Our ideas are articulated using some important concepts that Neisser introduced in 1976 in his work on the notion of perceptual cycle to model how people perceive the world. He presented the idea that a perceiver builds a model of the world by acquiring specific signals and information to accomplish certain tasks in the natural environment. The perceiver continuously builds a schema that is based on the signals that he has received so far. This schema represents the world as the perceiver sees it at that instant. The perceiver then decides to get more information to refine the schema for accomplishing the task that he has in mind. This sets up the cycle as shown in the following figure. The perceiver gets signals from the environment, interprets them using the current schema, uses the results to modify the schema, uses the schema to decide to get more information, and continues the cycle until the task is done.

Experiential Sampling Definition

Experience is defined as the accumulation of knowledge or skill that results from direct participation in events or activities. The direct participation implies having access to the environment of the event to observe it using all potential sensory mechanisms available to the perceiver or the experiencer. In such an environment, the experiencer is driven by the goal of maximizing the efficacy of building the schema with minimal efforts to accomplish the most efficient mechanism to accumulate the knowledge. This task translates into selecting appropriate data streams at any given time, based on the current schema, for paying attention.

We define
Experiential sampling: the process of identifying the most relevant data stream among the available streams at a given instant to utilize for interpretation to refine the current model of the environment.

Experience in Multimedia Analysis: is any information that needs to be specified to characterize the current state of the multimedia system. It includes the current environment, a priori knowledge of the system domain, current goals and the past states.

Although experience and experiential environments are domain dependent and their components are not clear in general, we define three main components as follows:

Current contextual information: is the current existing information about the environment that needs to be specified to characterize the current state of the multimedia system with respect to the current goal.
Past experience: is the accumulated experience of the multimedia analysis task performed in the past.
Goal: is the purpose of the current analysis task. It is used to define what the related experiences are, and what analysis technique should be employed to accomplish the task.

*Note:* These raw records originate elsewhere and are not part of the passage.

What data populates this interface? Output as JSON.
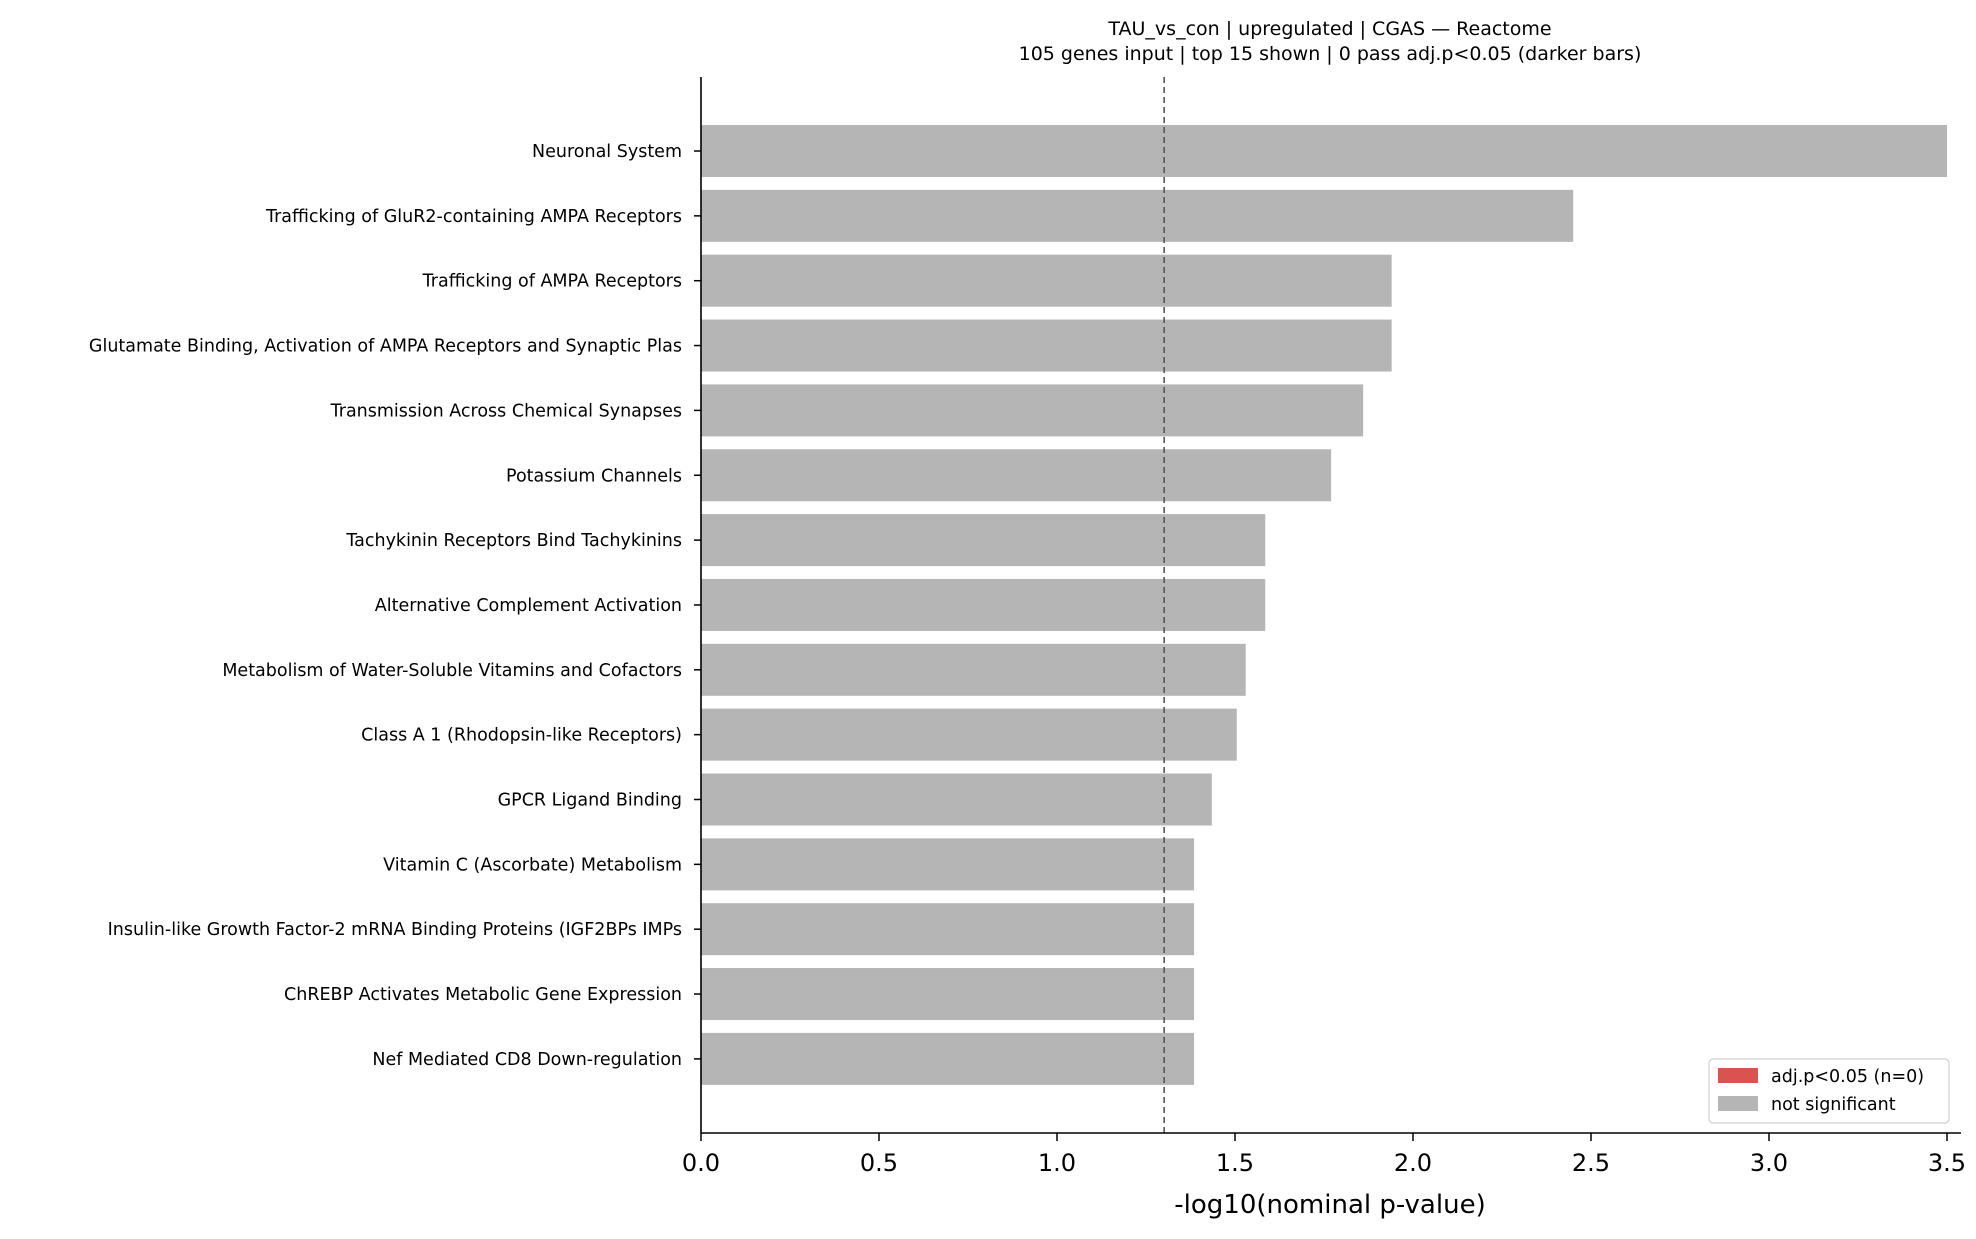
{
  "chart_data": {
    "type": "bar",
    "orientation": "horizontal",
    "title": "TAU_vs_con | upregulated | CGAS — Reactome",
    "subtitle": "105 genes input  |  top 15 shown  |  0 pass adj.p<0.05 (darker bars)",
    "xlabel": "-log10(nominal p-value)",
    "ylabel": "",
    "xlim": [
      0,
      3.67
    ],
    "xticks": [
      "0.0",
      "0.5",
      "1.0",
      "1.5",
      "2.0",
      "2.5",
      "3.0",
      "3.5"
    ],
    "threshold_line": 1.301,
    "grid": false,
    "legend_position": "lower-right",
    "categories": [
      "Neuronal System",
      "Trafficking of GluR2-containing AMPA Receptors",
      "Trafficking of AMPA Receptors",
      "Glutamate Binding, Activation of AMPA Receptors and Synaptic Plas",
      "Transmission Across Chemical Synapses",
      "Potassium Channels",
      "Tachykinin Receptors Bind Tachykinins",
      "Alternative Complement Activation",
      "Metabolism of Water-Soluble Vitamins and Cofactors",
      "Class A 1 (Rhodopsin-like Receptors)",
      "GPCR Ligand Binding",
      "Vitamin C (Ascorbate) Metabolism",
      "Insulin-like Growth Factor-2 mRNA Binding Proteins (IGF2BPs IMPs ",
      "ChREBP Activates Metabolic Gene Expression",
      "Nef Mediated CD8 Down-regulation"
    ],
    "values": [
      3.5,
      2.45,
      1.94,
      1.94,
      1.86,
      1.77,
      1.585,
      1.585,
      1.53,
      1.505,
      1.435,
      1.385,
      1.385,
      1.385,
      1.385
    ],
    "significant": [
      false,
      false,
      false,
      false,
      false,
      false,
      false,
      false,
      false,
      false,
      false,
      false,
      false,
      false,
      false
    ],
    "colors": {
      "significant": "#d9534f",
      "not_significant": "#b5b5b5",
      "threshold": "#555555"
    },
    "legend": [
      {
        "label": "adj.p<0.05 (n=0)",
        "color": "#d9534f"
      },
      {
        "label": "not significant",
        "color": "#b5b5b5"
      }
    ]
  }
}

There are some relationships among these components. The current contextual information can be characterized by features extracted from the visual scene and other accompanying multimedia data (audio, speech, text etc.). The current goal and prior knowledge provide a top-down approach to analysis. It also determines which features of the visual scene and other accompanying data type should be used to represent the environment. The past experiences encapsulate the experiences till the current state. These relationships can help us define the experiential environments when we perform multimedia analysis. More importantly, when we consider the experiential environment, the analysis process systematically integrates the top-down and bottom-up approaches by employing the context and history.